Every now and again reading up on some aspect of Soviet film history I come across a name that I hadn't heard of previously and yet realize that finding out about this individual I have suddenly discovered some incredible story. Today reading Jamie Miller's new book on Soviet Cinema in the Stalin era (Soviet Cinema: Politics and Persuasion under Stalin - a book that concentrates on Soviet cinema as a film industry rather than looking at Stalinist cinema aesthetically) I discovered a name previously unknown to me for nothing was written about him in the main accounts of Russian cinema history. Neither Jay Leyda's 'Kino' nor Buttafava's book of articles on Russian and Soviet cinema - Il Cinema Russo e Sovietico- gave a single mention to this person in their works.

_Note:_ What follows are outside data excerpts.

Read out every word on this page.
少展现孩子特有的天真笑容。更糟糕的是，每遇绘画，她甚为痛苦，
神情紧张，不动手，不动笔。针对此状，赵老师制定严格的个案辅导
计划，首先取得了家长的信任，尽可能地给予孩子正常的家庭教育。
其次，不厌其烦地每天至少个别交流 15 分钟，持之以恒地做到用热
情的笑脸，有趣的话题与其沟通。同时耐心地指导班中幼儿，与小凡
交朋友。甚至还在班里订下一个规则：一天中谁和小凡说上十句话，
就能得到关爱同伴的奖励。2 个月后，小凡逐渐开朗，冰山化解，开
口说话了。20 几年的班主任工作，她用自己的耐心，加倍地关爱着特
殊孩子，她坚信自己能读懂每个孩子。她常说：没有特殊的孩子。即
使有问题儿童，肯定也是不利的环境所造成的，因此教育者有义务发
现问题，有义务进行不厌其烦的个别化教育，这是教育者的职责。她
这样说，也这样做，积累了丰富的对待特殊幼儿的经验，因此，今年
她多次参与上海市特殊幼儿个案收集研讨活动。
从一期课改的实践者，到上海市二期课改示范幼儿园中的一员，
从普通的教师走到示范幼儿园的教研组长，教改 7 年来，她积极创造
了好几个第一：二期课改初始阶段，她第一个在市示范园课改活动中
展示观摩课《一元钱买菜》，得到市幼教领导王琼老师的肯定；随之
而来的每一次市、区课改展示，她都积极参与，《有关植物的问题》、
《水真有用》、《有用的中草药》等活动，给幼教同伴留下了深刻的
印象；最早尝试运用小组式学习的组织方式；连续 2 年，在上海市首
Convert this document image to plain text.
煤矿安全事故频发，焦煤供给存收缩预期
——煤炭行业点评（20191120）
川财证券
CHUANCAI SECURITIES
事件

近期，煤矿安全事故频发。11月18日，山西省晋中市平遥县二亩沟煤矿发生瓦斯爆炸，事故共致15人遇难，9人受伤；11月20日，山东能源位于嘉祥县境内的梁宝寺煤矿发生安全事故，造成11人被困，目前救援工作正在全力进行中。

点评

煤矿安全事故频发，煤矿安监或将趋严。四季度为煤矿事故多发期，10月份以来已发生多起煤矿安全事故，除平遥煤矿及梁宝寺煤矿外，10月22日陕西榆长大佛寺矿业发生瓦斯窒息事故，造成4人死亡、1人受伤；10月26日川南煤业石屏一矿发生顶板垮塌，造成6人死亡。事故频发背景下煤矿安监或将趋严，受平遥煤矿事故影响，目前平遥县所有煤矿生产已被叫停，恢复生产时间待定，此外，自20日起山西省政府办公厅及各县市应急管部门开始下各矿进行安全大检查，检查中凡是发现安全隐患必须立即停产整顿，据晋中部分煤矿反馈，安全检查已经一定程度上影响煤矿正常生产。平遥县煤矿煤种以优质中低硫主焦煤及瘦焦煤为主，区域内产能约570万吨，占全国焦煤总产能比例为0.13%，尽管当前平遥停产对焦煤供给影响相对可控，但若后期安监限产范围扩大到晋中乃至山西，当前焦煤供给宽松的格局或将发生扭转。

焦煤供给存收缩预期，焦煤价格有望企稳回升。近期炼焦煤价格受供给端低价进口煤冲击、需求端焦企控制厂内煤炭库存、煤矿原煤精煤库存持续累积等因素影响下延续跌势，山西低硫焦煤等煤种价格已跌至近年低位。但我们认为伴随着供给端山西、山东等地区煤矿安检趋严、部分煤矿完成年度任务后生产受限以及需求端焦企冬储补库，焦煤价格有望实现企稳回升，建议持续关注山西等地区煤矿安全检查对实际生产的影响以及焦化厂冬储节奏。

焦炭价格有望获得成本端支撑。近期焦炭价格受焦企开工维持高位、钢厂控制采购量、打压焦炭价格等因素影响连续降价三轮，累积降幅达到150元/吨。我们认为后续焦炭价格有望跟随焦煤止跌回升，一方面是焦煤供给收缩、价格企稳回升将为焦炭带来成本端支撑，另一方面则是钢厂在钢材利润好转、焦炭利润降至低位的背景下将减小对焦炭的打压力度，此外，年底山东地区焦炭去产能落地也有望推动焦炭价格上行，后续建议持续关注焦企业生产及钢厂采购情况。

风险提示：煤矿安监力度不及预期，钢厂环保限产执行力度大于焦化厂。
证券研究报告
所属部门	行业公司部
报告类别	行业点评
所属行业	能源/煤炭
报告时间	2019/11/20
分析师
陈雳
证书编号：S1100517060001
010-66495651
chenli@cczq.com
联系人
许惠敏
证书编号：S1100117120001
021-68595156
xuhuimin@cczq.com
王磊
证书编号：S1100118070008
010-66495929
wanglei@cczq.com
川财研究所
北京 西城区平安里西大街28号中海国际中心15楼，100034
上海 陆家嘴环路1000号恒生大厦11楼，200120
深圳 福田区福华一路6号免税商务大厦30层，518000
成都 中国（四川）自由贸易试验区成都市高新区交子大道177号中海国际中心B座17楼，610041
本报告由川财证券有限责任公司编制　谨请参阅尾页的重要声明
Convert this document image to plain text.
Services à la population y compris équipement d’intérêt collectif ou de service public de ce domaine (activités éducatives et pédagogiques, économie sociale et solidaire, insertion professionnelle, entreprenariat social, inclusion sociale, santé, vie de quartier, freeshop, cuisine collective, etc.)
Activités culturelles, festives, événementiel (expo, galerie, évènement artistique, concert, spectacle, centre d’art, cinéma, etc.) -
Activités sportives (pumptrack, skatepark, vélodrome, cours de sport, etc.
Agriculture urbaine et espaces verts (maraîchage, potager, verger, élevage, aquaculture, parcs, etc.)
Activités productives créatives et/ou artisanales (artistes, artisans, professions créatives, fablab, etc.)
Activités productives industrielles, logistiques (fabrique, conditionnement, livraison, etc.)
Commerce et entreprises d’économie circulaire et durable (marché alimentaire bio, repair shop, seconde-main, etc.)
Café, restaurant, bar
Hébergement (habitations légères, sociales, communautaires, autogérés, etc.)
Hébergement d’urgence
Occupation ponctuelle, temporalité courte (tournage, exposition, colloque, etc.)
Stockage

Yet Misiano is an absolutely fascinating historical character. He was a studio director at Mezhrabpom in so far as Soviet cinematic history goes but much more than that. He was a lifelong Italian anti-fascist who fought alongside Rosa Luxemburg and Karl Leibknecht in Berlin and was imprisoned in a German prison for ten months after the Spartakist revolt. Released, he then became an deputy in the Italian parliament. In 1919 he tried to lead the population of Rijeka (Fiume) against D'Annunzio. D'Annunzio reacted by proclaiming a death sentence against this 'traitor'. In 1921 as a parliamentarian he was beaten and forced out of the Parliament by thirty fascist deputies, his head was shaved and spat at while forced to wear a sign over his shoulders and made to walk along Rome's Via del Corso. Following this and further fascist intimidation and violence against him, he then escaped to Berlin and then on to Moscow where he would help to found one of Soviet Russia's best cinematographic studios - Mezhrabpomfilm. He was the person who would take Eisenstein's 'Battleship Potemkin' to Berlin in his luggage and who would invite Douglas Fairbanks and Mary Pickford to Moscow. In 1933 he invited German members of the film world who were opponents of the Nazis to the Soviet Union- the most famous of these being Bela Balasz, Joris Ivens, Hans Richter, Erwin Piscator. In 1936 he was sent on an anti-fascist mission to the Horn of Africa (following Mussolini's invasion of Abyssinia). He then fell out of favour in the Soviet Union in 1936 but fortunately died that year before Stalin's Great Terror went into full flow (in a matter of months he would undoubtedly have become a victim of this Terror had he not died previously). Very few turned up to his funeral (even Italy's communist leader Palmiro Togliatti ignored it) given Misiano's fall from Stalinist grace shortly before his death.

A figure almost completely ignored in the cinematic history accounts of Soviet cinema (although there have been several biographies published in Italy on this fascinating figure of twentieth century history).

In the same book I also read of Ida Penzo (the wife of Eisenstein's assistant cameraman, Vladimir Nilsen who was executed in the Great Terror) - she was Italian and spent a decade and a half in the Gulag (until released in 1955). She was a ballerina and actress and had acted in Dovzhenko's 'The Diplomatic Pouch'. Another of these many tragic (and yet fascinating) stories that Soviet cinema offers up in droves.